Under the National Labor Relations Act, the National Labor Relations Board has ordered a union election for the 15 players on the Dartmouth men’s basketball team. They are arguing that they are employees of the school and are should be eligible to unionize. The players all signed a petition to join Local 560 of the Service Employees International Union back in September.
“Because Dartmouth has the right to control the work performed by the Dartmouth men’s basketball team, and the players perform that work in exchange for compensation, I find that the petitioned-for basketball players are employees within the meaning of the [National Labor Relations] Act,” NLRB Regional Director Laura A. Sacks ruled.
What does this mean for the rest of the NCAA?
This ruling could change the way we look at collegiate sports. The athletes are not employees, but students in the eyes of the NCAA. The Dartmouth attorneys do not consider the members of the team employees due to the fact that the Ivy League men’s basketball program loses hundreds of thousands of dollars every season.

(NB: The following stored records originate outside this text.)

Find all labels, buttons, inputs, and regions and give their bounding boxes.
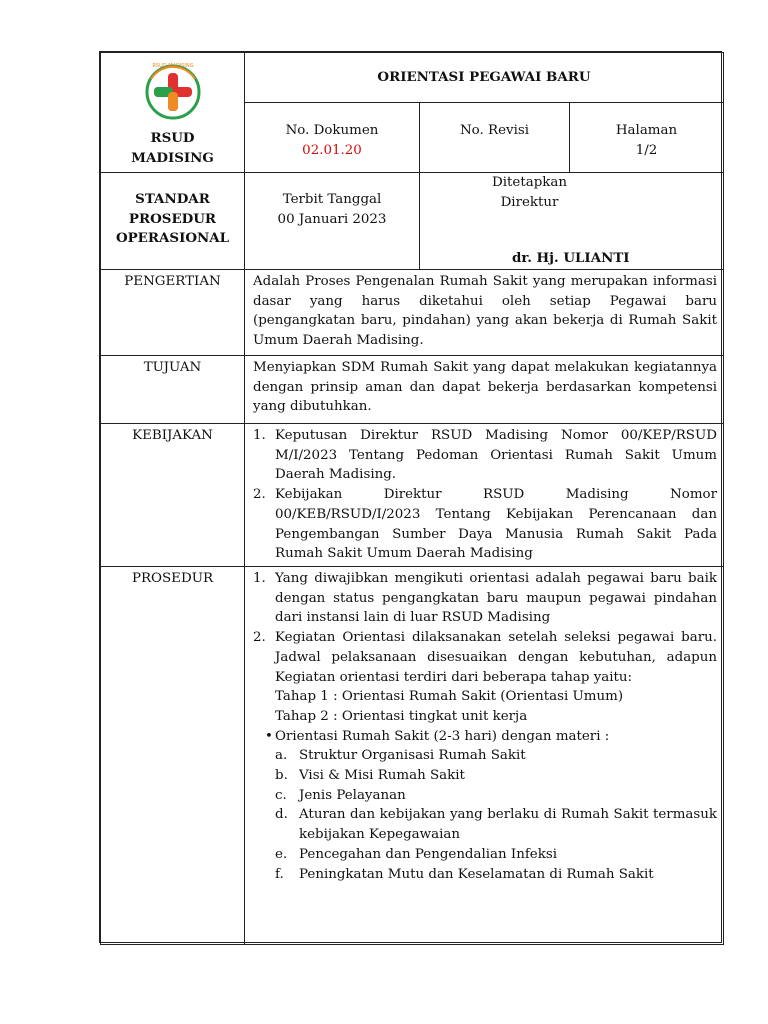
- list-item: 2. Kegiatan Orientasi dilaksanakan setelah seleksi pegawai baru. Jadwal pelaksanaan disesuaikan dengan kebutuhan, adapun Kegiatan orientasi terdiri dari beberapa tahap yaitu:: [253, 630, 717, 685]
- tahap-2: Tahap 2 : Orientasi tingkat unit kerja: [275, 708, 528, 724]
- doc-number-value: 02.01.20: [302, 142, 362, 158]
- issued-label: Terbit Tanggal: [282, 192, 382, 207]
- pengertian-text: Adalah Proses Pengenalan Rumah Sakit yang merupakan informasi dasar yang harus diketahui oleh setiap Pegawai baru (pengangkatan baru, pindahan) yang akan bekerja di Rumah Sakit Umum Daerah Madising.: [253, 274, 717, 349]
- list-item: c. Jenis Pelayanan: [275, 787, 406, 803]
- list-item: 1. Yang diwajibkan mengikuti orientasi adalah pegawai baru baik dengan status pengangkatan baru maupun pegawai pindahan dari instansi lain di luar RSUD Madising: [253, 571, 717, 626]
- hospital-name-line1: RSUD: [150, 130, 195, 146]
- issued-date: 00 Januari 2023: [277, 211, 387, 227]
- logo-caption: RSUD MADISING: [151, 63, 194, 69]
- prosedur-list: [253, 569, 717, 687]
- orientation-bullet: • Orientasi Rumah Sakit (2-3 hari) dengan materi :: [265, 728, 610, 744]
- approved-line1: Ditetapkan: [492, 175, 567, 190]
- hospital-cross-logo-icon: [141, 59, 205, 121]
- page-value: 1/2: [635, 142, 658, 158]
- logo-cell: [101, 53, 245, 173]
- list-item: d. Aturan dan kebijakan yang berlaku di Rumah Sakit termasuk kebijakan Kepegawaian: [275, 807, 717, 843]
- document-title: ORIENTASI PEGAWAI BARU: [245, 53, 724, 103]
- list-item: 1. Keputusan Direktur RSUD Madising Nomor 00/KEP/RSUD M/I/2023 Tentang Pedoman Orientasi Rumah Sakit Umum Daerah Madising.: [253, 428, 717, 483]
- sop-line2: PROSEDUR: [128, 210, 217, 227]
- prosedur-label: PROSEDUR: [101, 567, 245, 945]
- approved-line2: Direktur: [500, 194, 559, 210]
- list-item: 2. Kebijakan Direktur RSUD Madising Nomor 00/KEB/RSUD/I/2023 Tentang Kebijakan Perencanaan dan Pengembangan Sumber Daya Manusia Rumah Sakit Pada Rumah Sakit Umum Daerah Madising: [253, 487, 717, 562]
- tahap-1: Tahap 1 : Orientasi Rumah Sakit (Orientasi Umum): [275, 689, 624, 705]
- hospital-name-line2: MADISING: [131, 149, 214, 166]
- list-item: a. Struktur Organisasi Rumah Sakit: [275, 748, 526, 764]
- pengertian-content: [245, 270, 724, 356]
- sop-label-cell: [101, 173, 245, 270]
- tujuan-label: TUJUAN: [101, 356, 245, 424]
- list-item: b. Visi & Misi Rumah Sakit: [275, 768, 465, 784]
- page-label: Halaman: [615, 123, 678, 138]
- revision-label: No. Revisi: [459, 123, 530, 138]
- sop-document: [99, 51, 722, 943]
- approval-cell: [420, 173, 724, 270]
- revision-cell: [420, 103, 570, 173]
- prosedur-content: [245, 567, 724, 945]
- tujuan-content: [245, 356, 724, 424]
- approver-name: dr. Hj. ULIANTI: [512, 250, 630, 266]
- doc-number-cell: [245, 103, 420, 173]
- sop-line3: OPERASIONAL: [115, 230, 230, 247]
- list-item: f. Peningkatan Mutu dan Keselamatan di Rumah Sakit: [275, 866, 654, 882]
- kebijakan-list: [253, 426, 717, 564]
- kebijakan-content: [245, 424, 724, 567]
- sop-line1: STANDAR: [135, 191, 210, 207]
- doc-number-label: No. Dokumen: [285, 123, 379, 138]
- materi-list: [253, 746, 717, 884]
- sop-table: [100, 52, 724, 945]
- tujuan-text: Menyiapkan SDM Rumah Sakit yang dapat melakukan kegiatannya dengan prinsip aman dan dapat bekerja berdasarkan kompetensi yang dibutuhkan.: [253, 360, 717, 415]
- list-item: e. Pencegahan dan Pengendalian Infeksi: [275, 846, 557, 862]
- kebijakan-label: KEBIJAKAN: [101, 424, 245, 567]
- pengertian-label: PENGERTIAN: [101, 270, 245, 356]
- page-cell: [570, 103, 724, 173]
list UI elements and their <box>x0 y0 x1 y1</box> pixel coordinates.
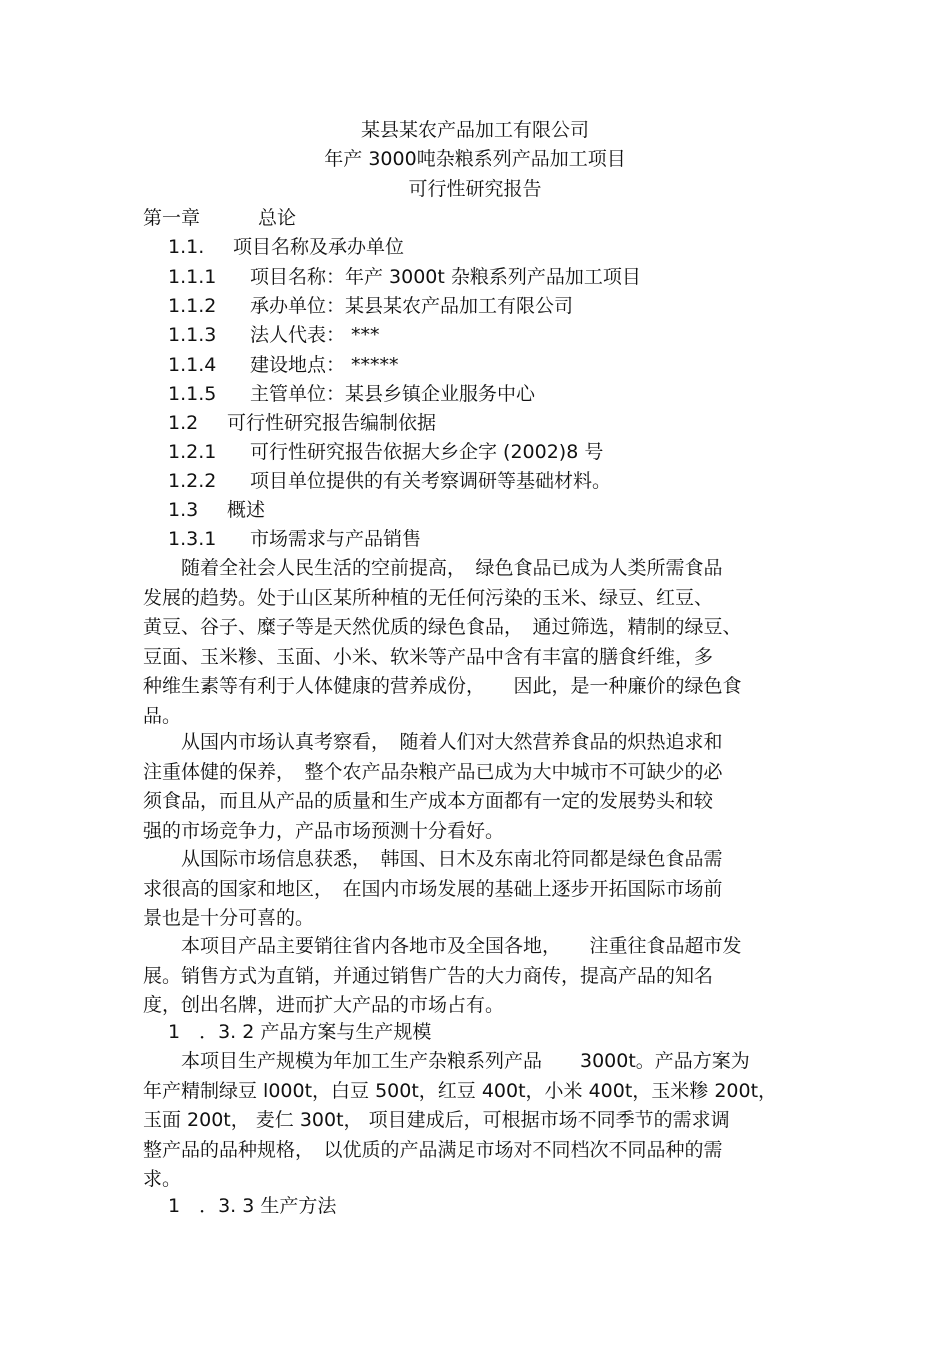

Cade Haskins, a junior forward for the Big Green, believes the school protocols and conditions justify the players being formally seen as employees. He also argued that if student managers get paid through a work-study program, then student athletes should be compensated as well.
The NCAA states that amateur athletes can’t be paid by schools. If you get paid, you are no longer considered an amateur, which makes you ineligible to participate in collegiate sports.
We’ve already seen the positive feed back that the new NIL deals been receiving. It’s only a matter of time til we see the bigger programs across the NCAA fight for their rights not only as a student athlete, but as an employee.